The land project was initiated by Rirkrit and Kamin Letchaiprasert as a self-sustaining environment emerging from the artistic community. The land is located in the northern part of Thailand, near the village of Sanpathong, 20 km southwest from the provincial city of Chiang Mai. It is intended to be cultivated as an open space or community free from ownership, with elements favoring discussions and experimentation in the fields of culture. The land is open to the day-to-day activities of local living (i.e. the growing of rice) and to the neighboring community. On the social field of the land, artistic practices are discussed and tested. This project, a hybrid of innovation and traditionalism, contrasts contemporary materials and technologies with ancient forms of agriculture.
While the land is a rice field and a garden, freely accessible to all, it also supports architectural constructions that may be utilized in variety of ways, from shelters for sleeping to kitchens for cooking to platforms from which to deliver lectures or performances. A number of artists and architects are involved in this aspect of the land's potential, though participation is not confined solely to those in the arts. The people who have contributed to the land's structure so far have come from both local and international artistic backgrounds, with artists such as: Kamin Letchaiprasert, Mitr Jai Inn, Tobias Rehberger, Philippe Parreno, Francois Roche, Angkrit Ajchariyasophon, Prachaya Phinthong, the artist group SUPERFLEX and Tiravanija. These small constructions vary from outhouses collecting biogas which is later converted for cooking, to kitchens and a central hall with generator powered by elephants' movements, to living (meditation) huts are designed and built as artistic and architectural experiments, although they also function as spaces which artists, students, and farmers alike can utilize. Because the land is empty of expectation, it is truly open to possibility, and in this openness, science, architecture, art, religion, technology, and the environment all play a part in determining the design and function of the space. In a sense, it is through this complete lack of determination that so many experiments, and discoveries are engendered: emptiness as an incubator, of sorts.
Anyone may build a new structure on the land with the only condition being that the addition remain accessible to all, as is the goal of the land generally. We provide the land and commit to care-taking and repairs of the buildings that are to remain on the land on a permanent basis, but encourage each artist to raise the funding for the actual construction. Rirkrit's own structure, as well as that of Tobias Rehberger, was exhibited as part of the "What If...Art on the Verge of Architecture and Design" curated by Maria Lind at the Moderna Museet Stockholm.

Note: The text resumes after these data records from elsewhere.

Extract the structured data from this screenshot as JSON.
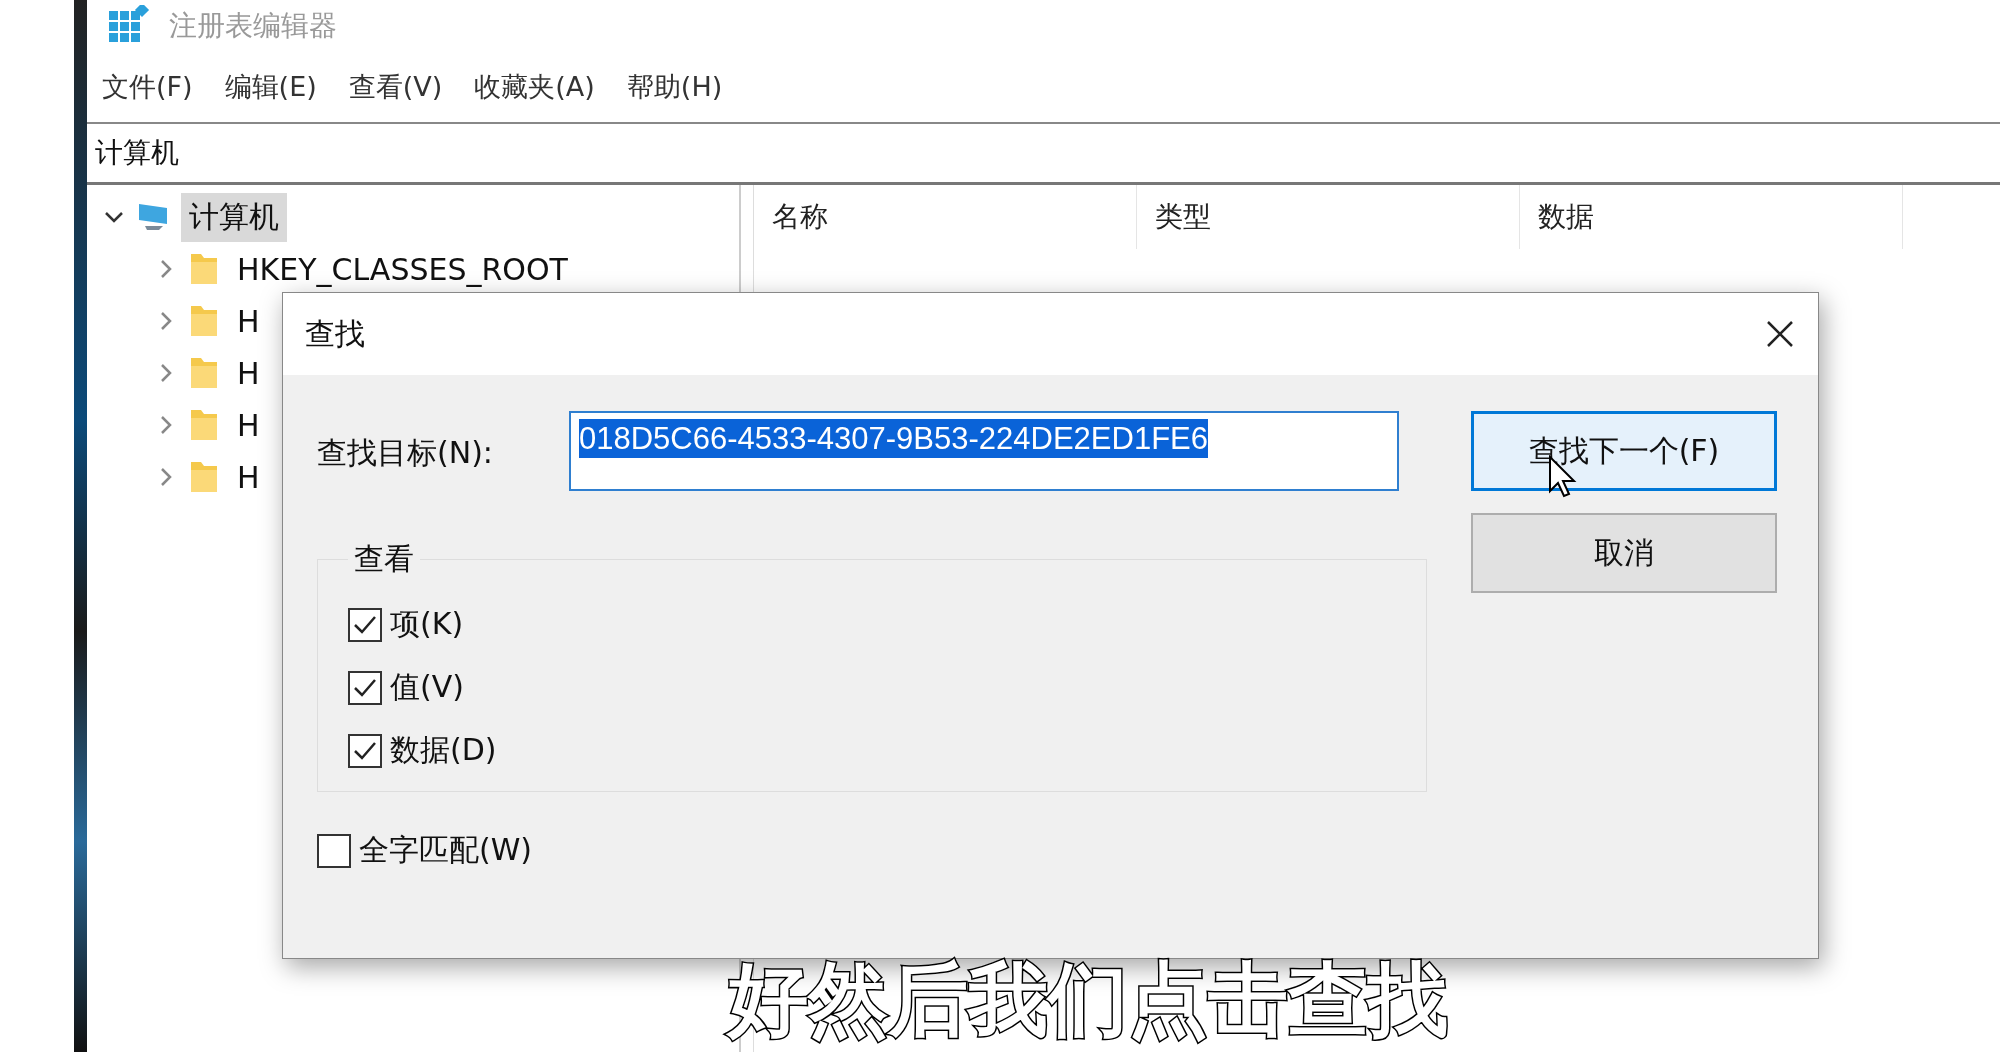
{
  "window": {
    "title": "注册表编辑器"
  },
  "menu": [
    "文件(F)",
    "编辑(E)",
    "查看(V)",
    "收藏夹(A)",
    "帮助(H)"
  ],
  "address_bar": {
    "value": "计算机"
  },
  "tree": [
    {
      "label": "计算机",
      "expanded": true,
      "selected": true,
      "children": [
        {
          "label": "HKEY_CLASSES_ROOT",
          "expanded": false,
          "selected": false
        },
        {
          "label": "H",
          "expanded": false,
          "selected": false
        },
        {
          "label": "H",
          "expanded": false,
          "selected": false
        },
        {
          "label": "H",
          "expanded": false,
          "selected": false
        },
        {
          "label": "H",
          "expanded": false,
          "selected": false
        }
      ]
    }
  ],
  "list": {
    "columns": [
      "名称",
      "类型",
      "数据"
    ]
  },
  "find_dialog": {
    "title": "查找",
    "target_label": "查找目标(N):",
    "target_value": "018D5C66-4533-4307-9B53-224DE2ED1FE6",
    "value_selected": true,
    "buttons": [
      {
        "label": "查找下一个(F)",
        "default": true
      },
      {
        "label": "取消",
        "default": false
      }
    ],
    "look_in": {
      "label": "查看",
      "options": [
        {
          "label": "项(K)",
          "checked": true
        },
        {
          "label": "值(V)",
          "checked": true
        },
        {
          "label": "数据(D)",
          "checked": true
        }
      ]
    },
    "match_whole": {
      "label": "全字匹配(W)",
      "checked": false
    }
  },
  "subtitle": "好然后我们点击查找"
}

Rirkrit Tiravanija was born in Buenos Aires, Argentina, in 1961. After high school in Bangkok, Thailand, he studied at the Ontario School of Art in Toronto, the Banff Center School of Fine Arts, the School of the Art Institute of Chicago, and the Whitney Independent Studies Program in New York. He has exhibited widely, including solo shows at Kunsthalle Basel, The Museum of Modern Art, New York, Los Angeles County Museum of Art; Portikus, Frankfurt; and Secession, Vienna. For the 50th International Venice Biennale (2003), he co-curated Utopia Station, which has since traveled to several venues, most recently opening at the Haus der Kunst, Munich. Since 1998, Tiravanija has also been working on The Land, a large-scale collaborative and transdisciplinary project near Chiang Mai, Thailand. Tiravanija is a finalist for the 2004 Hugo Boss Prize and lives and works in New York, Bangkok, and Berlin.